There are many who feel affronted with this dogged focus on things past. They would rather everyone just move on and forget. Modi’s defenders, of course, see a motivated campaign in those who resist him and their standard tactic on any debate on the 2002 riots is to bring up the events of 1984, hoping the brazen horror of one will silence the other.

The truth is, it’s an important comparison, and this is a good week to focus intensely on it. The bare facts of the 1984 pogrom are chilling. Close to 3,000 Sikhs were killed in Delhi alone and 28 years later, of the 147 police officers who were indicted for their role in the killings by various committees, not one — and this bears emphasis, not one — has been prosecuted. These officers were not merely negligent, they were evil. They systematically disarmed ordinary Sikhs and allowed rioters to roll over them with sword and fire. Some even took part. Many refused to register FIRs; they threatened eyewitnesses and forced them to sign affidavits favouring the police; they destroyed paper trails, manipulated evidence and reduced major offences to minor ones. One SHO told the Nanavati Commission that senior officers had ordered him to merge 115 complaints into one vague omnibus FIR so none of the complaints would stand scrutiny. The story of Shoorveer Singh Tyagi, SHO of Trilokpuri station, is starkly telling. Nearly 500 Sikhs were brutally killed on his watch. He was described as a “living shame” by several committees, but he was discharged by the court because the police refused to take the home ministry’s sanction to prosecute him. In 2005, he was promoted as assistant commissioner of police. Top cop Ved Marwah was asked to discontinue his probe on police lapses and was specifically instructed to destroy his handwritten notes.

The story of the three high-profile Congress leaders — HKL Bhagat, Sajjan Kumar and Jagdish Tytler — accused of leading or provoking mobs is even starker. In each of their cases, despite glaring evidence of their collusion and active participation in the riots, they have walked free for 28 years. Bhagat died before a chargesheet was even filed against him.

The comparison between Delhi 1984 and Gujarat 2002 is important not because one cancels the other but because they are so frighteningly similar. The same story of political culpability; the same brazen subversion of justice; the same refusal to look the crime in the eye.

It is precisely because the horrific crimes of 1984 were not brought to book that 2002 could happen with such sickening similarity and impunity. The argument, therefore, should not be to forget but to pursue with even greater fervor.

TEHELKA’s seminal 2007 exposé of the Gujarat riots has helped bring some justice to the victims of Naroda-Patiya (though vast swathes of that story still remain unattended). But those who revile TEHELKA for pursuing the story forget that in 2005, in a damning investigation, our reporters Ajmer Singh and Etmad Khan had also exposed the dark web of intimidation and enticement that had been used to make key witnesses against the three Congress leaders hostile.
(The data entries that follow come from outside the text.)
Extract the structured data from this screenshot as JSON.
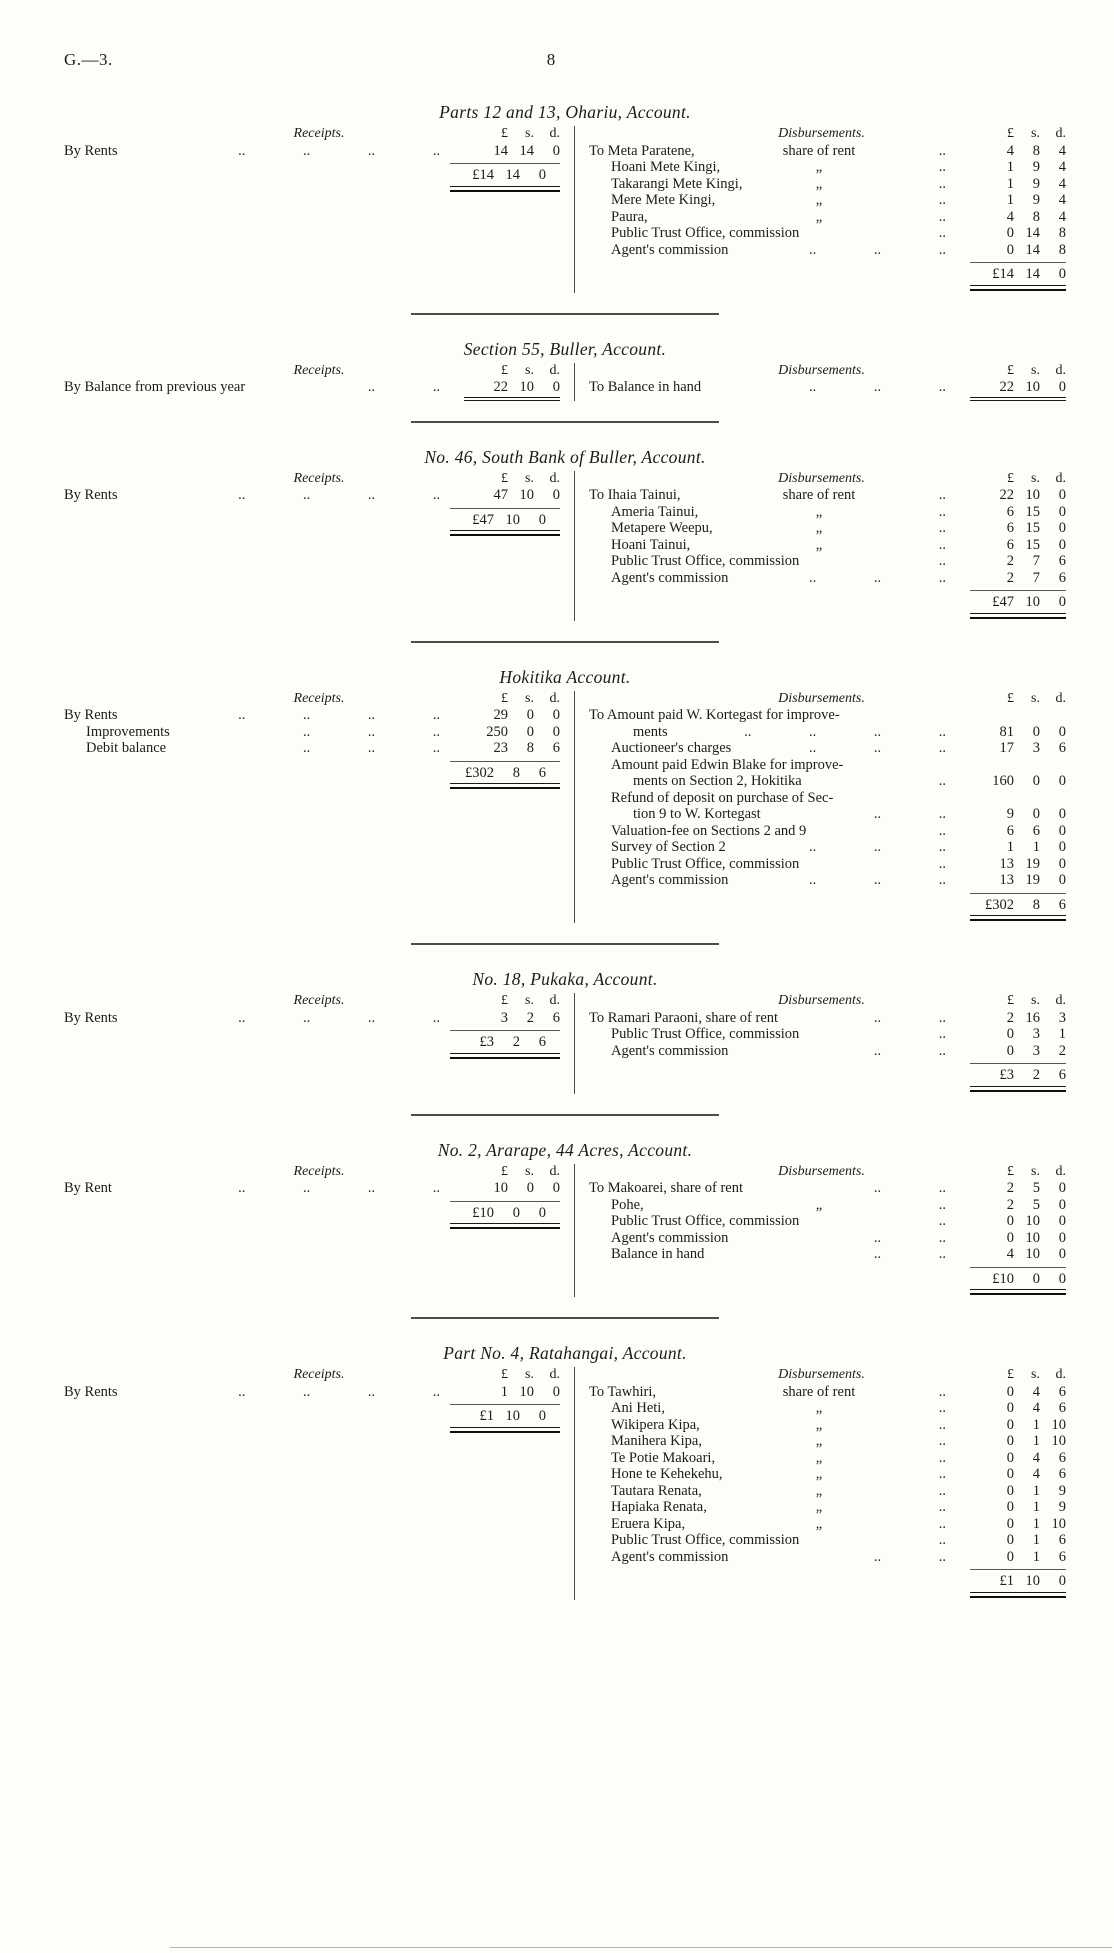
{
  "page": {
    "doc_ref": "G.—3.",
    "page_number": "8"
  },
  "labels": {
    "receipts": "Receipts.",
    "disbursements": "Disbursements.",
    "money_cols": [
      "£",
      "s.",
      "d."
    ]
  },
  "sections": [
    {
      "title": "Parts 12 and 13, Ohariu, Account.",
      "receipts": {
        "rows": [
          {
            "name": "By Rents",
            "dots": ".. .. .. ..",
            "amt": [
              "14",
              "14",
              "0"
            ],
            "indent": 0
          }
        ],
        "total": [
          "£14",
          "14",
          "0"
        ]
      },
      "disbursements": {
        "rows": [
          {
            "name": "To Meta Paratene,",
            "note": "share of rent",
            "dots": "..",
            "amt": [
              "4",
              "8",
              "4"
            ],
            "indent": 0
          },
          {
            "name": "Hoani Mete Kingi,",
            "note": "„",
            "dots": "..",
            "amt": [
              "1",
              "9",
              "4"
            ],
            "indent": 1
          },
          {
            "name": "Takarangi Mete Kingi,",
            "note": "„",
            "dots": "..",
            "amt": [
              "1",
              "9",
              "4"
            ],
            "indent": 1
          },
          {
            "name": "Mere Mete Kingi,",
            "note": "„",
            "dots": "..",
            "amt": [
              "1",
              "9",
              "4"
            ],
            "indent": 1
          },
          {
            "name": "Paura,",
            "note": "„",
            "dots": "..",
            "amt": [
              "4",
              "8",
              "4"
            ],
            "indent": 1
          },
          {
            "name": "Public Trust Office, commission",
            "dots": "..",
            "amt": [
              "0",
              "14",
              "8"
            ],
            "indent": 1
          },
          {
            "name": "Agent's commission",
            "dots": ".. .. ..",
            "amt": [
              "0",
              "14",
              "8"
            ],
            "indent": 1
          }
        ],
        "total": [
          "£14",
          "14",
          "0"
        ]
      }
    },
    {
      "title": "Section 55, Buller, Account.",
      "receipts": {
        "rows": [
          {
            "name": "By Balance from previous year",
            "dots": ".. ..",
            "amt": [
              "22",
              "10",
              "0"
            ],
            "indent": 0,
            "u": true
          }
        ],
        "total": null
      },
      "disbursements": {
        "rows": [
          {
            "name": "To Balance in hand",
            "dots": ".. .. ..",
            "amt": [
              "22",
              "10",
              "0"
            ],
            "indent": 0,
            "u": true
          }
        ],
        "total": null
      }
    },
    {
      "title": "No. 46, South Bank of Buller, Account.",
      "receipts": {
        "rows": [
          {
            "name": "By Rents",
            "dots": ".. .. .. ..",
            "amt": [
              "47",
              "10",
              "0"
            ],
            "indent": 0
          }
        ],
        "total": [
          "£47",
          "10",
          "0"
        ]
      },
      "disbursements": {
        "rows": [
          {
            "name": "To Ihaia Tainui,",
            "note": "share of rent",
            "dots": "..",
            "amt": [
              "22",
              "10",
              "0"
            ],
            "indent": 0
          },
          {
            "name": "Ameria Tainui,",
            "note": "„",
            "dots": "..",
            "amt": [
              "6",
              "15",
              "0"
            ],
            "indent": 1
          },
          {
            "name": "Metapere Weepu,",
            "note": "„",
            "dots": "..",
            "amt": [
              "6",
              "15",
              "0"
            ],
            "indent": 1
          },
          {
            "name": "Hoani Tainui,",
            "note": "„",
            "dots": "..",
            "amt": [
              "6",
              "15",
              "0"
            ],
            "indent": 1
          },
          {
            "name": "Public Trust Office, commission",
            "dots": "..",
            "amt": [
              "2",
              "7",
              "6"
            ],
            "indent": 1
          },
          {
            "name": "Agent's commission",
            "dots": ".. .. ..",
            "amt": [
              "2",
              "7",
              "6"
            ],
            "indent": 1
          }
        ],
        "total": [
          "£47",
          "10",
          "0"
        ]
      }
    },
    {
      "title": "Hokitika Account.",
      "receipts": {
        "rows": [
          {
            "name": "By Rents",
            "dots": ".. .. .. ..",
            "amt": [
              "29",
              "0",
              "0"
            ],
            "indent": 0
          },
          {
            "name": "Improvements",
            "dots": ".. .. ..",
            "amt": [
              "250",
              "0",
              "0"
            ],
            "indent": 1
          },
          {
            "name": "Debit balance",
            "dots": ".. .. ..",
            "amt": [
              "23",
              "8",
              "6"
            ],
            "indent": 1
          }
        ],
        "total": [
          "£302",
          "8",
          "6"
        ]
      },
      "disbursements": {
        "rows": [
          {
            "name": "To Amount paid W. Kortegast for improve-",
            "amt": [
              "",
              "",
              ""
            ],
            "indent": 0
          },
          {
            "name": "ments",
            "dots": ".. .. .. ..",
            "amt": [
              "81",
              "0",
              "0"
            ],
            "indent": 2
          },
          {
            "name": "Auctioneer's charges",
            "dots": ".. .. ..",
            "amt": [
              "17",
              "3",
              "6"
            ],
            "indent": 1
          },
          {
            "name": "Amount paid Edwin Blake for improve-",
            "amt": [
              "",
              "",
              ""
            ],
            "indent": 1
          },
          {
            "name": "ments on Section 2, Hokitika",
            "dots": "..",
            "amt": [
              "160",
              "0",
              "0"
            ],
            "indent": 2
          },
          {
            "name": "Refund of deposit on purchase of Sec-",
            "amt": [
              "",
              "",
              ""
            ],
            "indent": 1
          },
          {
            "name": "tion 9 to W. Kortegast",
            "dots": ".. ..",
            "amt": [
              "9",
              "0",
              "0"
            ],
            "indent": 2
          },
          {
            "name": "Valuation-fee on Sections 2 and 9",
            "dots": "..",
            "amt": [
              "6",
              "6",
              "0"
            ],
            "indent": 1
          },
          {
            "name": "Survey of Section 2",
            "dots": ".. .. ..",
            "amt": [
              "1",
              "1",
              "0"
            ],
            "indent": 1
          },
          {
            "name": "Public Trust Office, commission",
            "dots": "..",
            "amt": [
              "13",
              "19",
              "0"
            ],
            "indent": 1
          },
          {
            "name": "Agent's commission",
            "dots": ".. .. ..",
            "amt": [
              "13",
              "19",
              "0"
            ],
            "indent": 1
          }
        ],
        "total": [
          "£302",
          "8",
          "6"
        ]
      }
    },
    {
      "title": "No. 18, Pukaka, Account.",
      "receipts": {
        "rows": [
          {
            "name": "By Rents",
            "dots": ".. .. .. ..",
            "amt": [
              "3",
              "2",
              "6"
            ],
            "indent": 0
          }
        ],
        "total": [
          "£3",
          "2",
          "6"
        ]
      },
      "disbursements": {
        "rows": [
          {
            "name": "To Ramari Paraoni, share of rent",
            "dots": ".. ..",
            "amt": [
              "2",
              "16",
              "3"
            ],
            "indent": 0
          },
          {
            "name": "Public Trust Office, commission",
            "dots": "..",
            "amt": [
              "0",
              "3",
              "1"
            ],
            "indent": 1
          },
          {
            "name": "Agent's commission",
            "dots": ".. ..",
            "amt": [
              "0",
              "3",
              "2"
            ],
            "indent": 1
          }
        ],
        "total": [
          "£3",
          "2",
          "6"
        ]
      }
    },
    {
      "title": "No. 2, Ararape, 44 Acres, Account.",
      "receipts": {
        "rows": [
          {
            "name": "By Rent",
            "dots": ".. .. .. ..",
            "amt": [
              "10",
              "0",
              "0"
            ],
            "indent": 0
          }
        ],
        "total": [
          "£10",
          "0",
          "0"
        ]
      },
      "disbursements": {
        "rows": [
          {
            "name": "To Makoarei, share of rent",
            "dots": ".. ..",
            "amt": [
              "2",
              "5",
              "0"
            ],
            "indent": 0
          },
          {
            "name": "Pohe,",
            "note": "„",
            "dots": "..",
            "amt": [
              "2",
              "5",
              "0"
            ],
            "indent": 1
          },
          {
            "name": "Public Trust Office, commission",
            "dots": "..",
            "amt": [
              "0",
              "10",
              "0"
            ],
            "indent": 1
          },
          {
            "name": "Agent's commission",
            "dots": ".. ..",
            "amt": [
              "0",
              "10",
              "0"
            ],
            "indent": 1
          },
          {
            "name": "Balance in hand",
            "dots": ".. ..",
            "amt": [
              "4",
              "10",
              "0"
            ],
            "indent": 1
          }
        ],
        "total": [
          "£10",
          "0",
          "0"
        ]
      }
    },
    {
      "title": "Part No. 4, Ratahangai, Account.",
      "receipts": {
        "rows": [
          {
            "name": "By Rents",
            "dots": ".. .. .. ..",
            "amt": [
              "1",
              "10",
              "0"
            ],
            "indent": 0
          }
        ],
        "total": [
          "£1",
          "10",
          "0"
        ]
      },
      "disbursements": {
        "rows": [
          {
            "name": "To Tawhiri,",
            "note": "share of rent",
            "dots": "..",
            "amt": [
              "0",
              "4",
              "6"
            ],
            "indent": 0
          },
          {
            "name": "Ani Heti,",
            "note": "„",
            "dots": "..",
            "amt": [
              "0",
              "4",
              "6"
            ],
            "indent": 1
          },
          {
            "name": "Wikipera Kipa,",
            "note": "„",
            "dots": "..",
            "amt": [
              "0",
              "1",
              "10"
            ],
            "indent": 1
          },
          {
            "name": "Manihera Kipa,",
            "note": "„",
            "dots": "..",
            "amt": [
              "0",
              "1",
              "10"
            ],
            "indent": 1
          },
          {
            "name": "Te Potie Makoari,",
            "note": "„",
            "dots": "..",
            "amt": [
              "0",
              "4",
              "6"
            ],
            "indent": 1
          },
          {
            "name": "Hone te Kehekehu,",
            "note": "„",
            "dots": "..",
            "amt": [
              "0",
              "4",
              "6"
            ],
            "indent": 1
          },
          {
            "name": "Tautara Renata,",
            "note": "„",
            "dots": "..",
            "amt": [
              "0",
              "1",
              "9"
            ],
            "indent": 1
          },
          {
            "name": "Hapiaka Renata,",
            "note": "„",
            "dots": "..",
            "amt": [
              "0",
              "1",
              "9"
            ],
            "indent": 1
          },
          {
            "name": "Eruera Kipa,",
            "note": "„",
            "dots": "..",
            "amt": [
              "0",
              "1",
              "10"
            ],
            "indent": 1
          },
          {
            "name": "Public Trust Office, commission",
            "dots": "..",
            "amt": [
              "0",
              "1",
              "6"
            ],
            "indent": 1
          },
          {
            "name": "Agent's commission",
            "dots": ".. ..",
            "amt": [
              "0",
              "1",
              "6"
            ],
            "indent": 1
          }
        ],
        "total": [
          "£1",
          "10",
          "0"
        ]
      }
    }
  ]
}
In each of these cases, the reporters caught key witnesses or family members on spy camera talking about the money and flats and threats that had made them retract or change their accounts.

In the end, despite the court’s move this week, 28 years may be too late to legally indict those culpable for the 1984 riots. But the moral pressure must remain. That is what has forced Sonia Gandhi, Rahul Gandhi and Manmohan Singh to apologise for the blot of 1984, not just to Sikhs but the entire country because, as Singh put it, “what took place was a negation of the entire concept of nationhood enshrined in the Constitution”.

If Modi wants to take his place in history, events this week reinforces that he will have to begin with at least the very basics of a similar apology.